Five minutes later, Ellen was standing across the street from the sheriff's office and jail. There were street lamp-lights and the front of the office was well illuminated.
The mob that she had seen earlier and expected now had dispersed, but there were still a few drunks talking, drinking, laughing, and arguing on the sidewalks. Two of them were having a dispute and their voices were loud, slurred with liquor, and angry. Ellen had not heard such language before, and it singed her soul to hear the profanity. But when the pair began to fight, and then tumbled into a heap punching and kicking on the ground, Ellen put that out of her mind and moved close to the jail until she could peek in through a front window.
Sheriff Olsen had been asleep on a cot, but the noisy brawl just outside his office awakened him. And when one of the brawlers pulled a derringer and harmlessly fired its single bullet at the man who was clubbing him with an empty whiskey bottle, Olsen swore and grabbed his gun, coat, and hat.
“Hey!” he yelled, bursting out of his office. “Gawdammit! I'll arrest you both!”
But the two men either didn't hear or didn't care about the sheriff. They kept fighting and bellowing. It was an awful sight to Ellen, with one man's face sheeted in blood and the other looking crazed in the lamplight.
“All right,” Olsen raged as he stepped off the sidewalk and marched toward the brawlers. “I gave you warning and now you're both gonna pay!”
Ellen slipped behind Olsen and into his office through the open door. She rushed to the back of the room and crouched beside the cell. “Joe!”
He was awake. “Ellen?”
“Where are the keys, Joe? Hurry!”
“On his desk!”
Ellen ran over to the desk and found a ring with two keys. The larger was obviously the one that fit into the heavy cell door.
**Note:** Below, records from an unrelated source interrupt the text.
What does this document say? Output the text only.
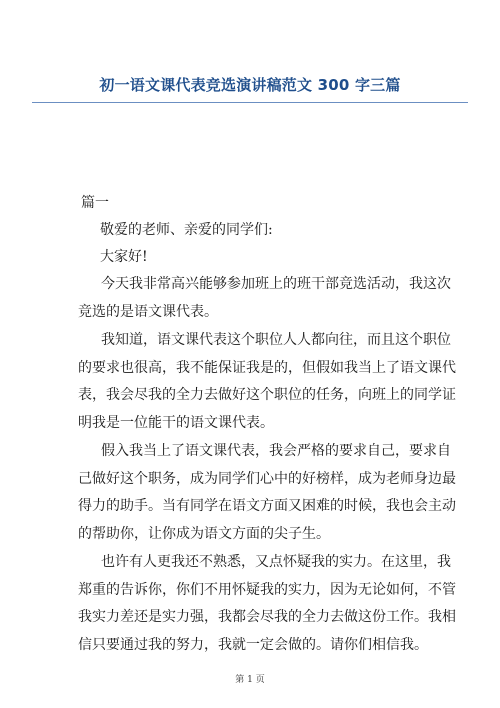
初一语文课代表竞选演讲稿范文 300 字三篇
篇一
敬爱的老师、亲爱的同学们:
大家好!
今天我非常高兴能够参加班上的班干部竞选活动，我这次
竞选的是语文课代表。
我知道，语文课代表这个职位人人都向往，而且这个职位
的要求也很高，我不能保证我是的，但假如我当上了语文课代
表，我会尽我的全力去做好这个职位的任务，向班上的同学证
明我是一位能干的语文课代表。
假入我当上了语文课代表，我会严格的要求自己，要求自
己做好这个职务，成为同学们心中的好榜样，成为老师身边最
得力的助手。当有同学在语文方面又困难的时候，我也会主动
的帮助你，让你成为语文方面的尖子生。
也许有人更我还不熟悉，又点怀疑我的实力。在这里，我
郑重的告诉你，你们不用怀疑我的实力，因为无论如何，不管
我实力差还是实力强，我都会尽我的全力去做这份工作。我相
信只要通过我的努力，我就一定会做的。请你们相信我。
第 1 页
“Ellen, what are you doing?”
“I'm getting you out of here.”
“But they'll catch you!”
It seemed to take forever before she could get the damned key to turn in the lock. By then, Joe was fully awake and pushing the door open. He kissed her, and she almost cried out in pain because of her damaged lips. He recoiled, “What—”
“Never mind! Let's just get out of here!”
“Not without the money Sheriff Olsen stole along with my gun, tomahawk, and bowie knife,” Joe growled.
“No! I uncovered the other half of your money, and your horse and mine are waiting behind the livery. Joe, we don't have time to . . . .”
Suddenly, they heard grunts, curses, and the pounding of boots on the sidewalk just outside the office. It was too late to escape.
“Damn!” Joe hissed, racing over to find his gun and tomahawk. “Ellen, get under the desk and hide!”
There was no time to argue. Ellen dived under the desk just as Olsen kicked his door wide open, dragging inside both of the drunken fighters, one collared in each hand. He was struggling, and so intent on getting the drunks locked up in his jail that he didn't see Joe's attack from the side.
Didn't see Joe's tomahawk as it swept a tight arc downward so that the thick flat of the blade smashed against his skull.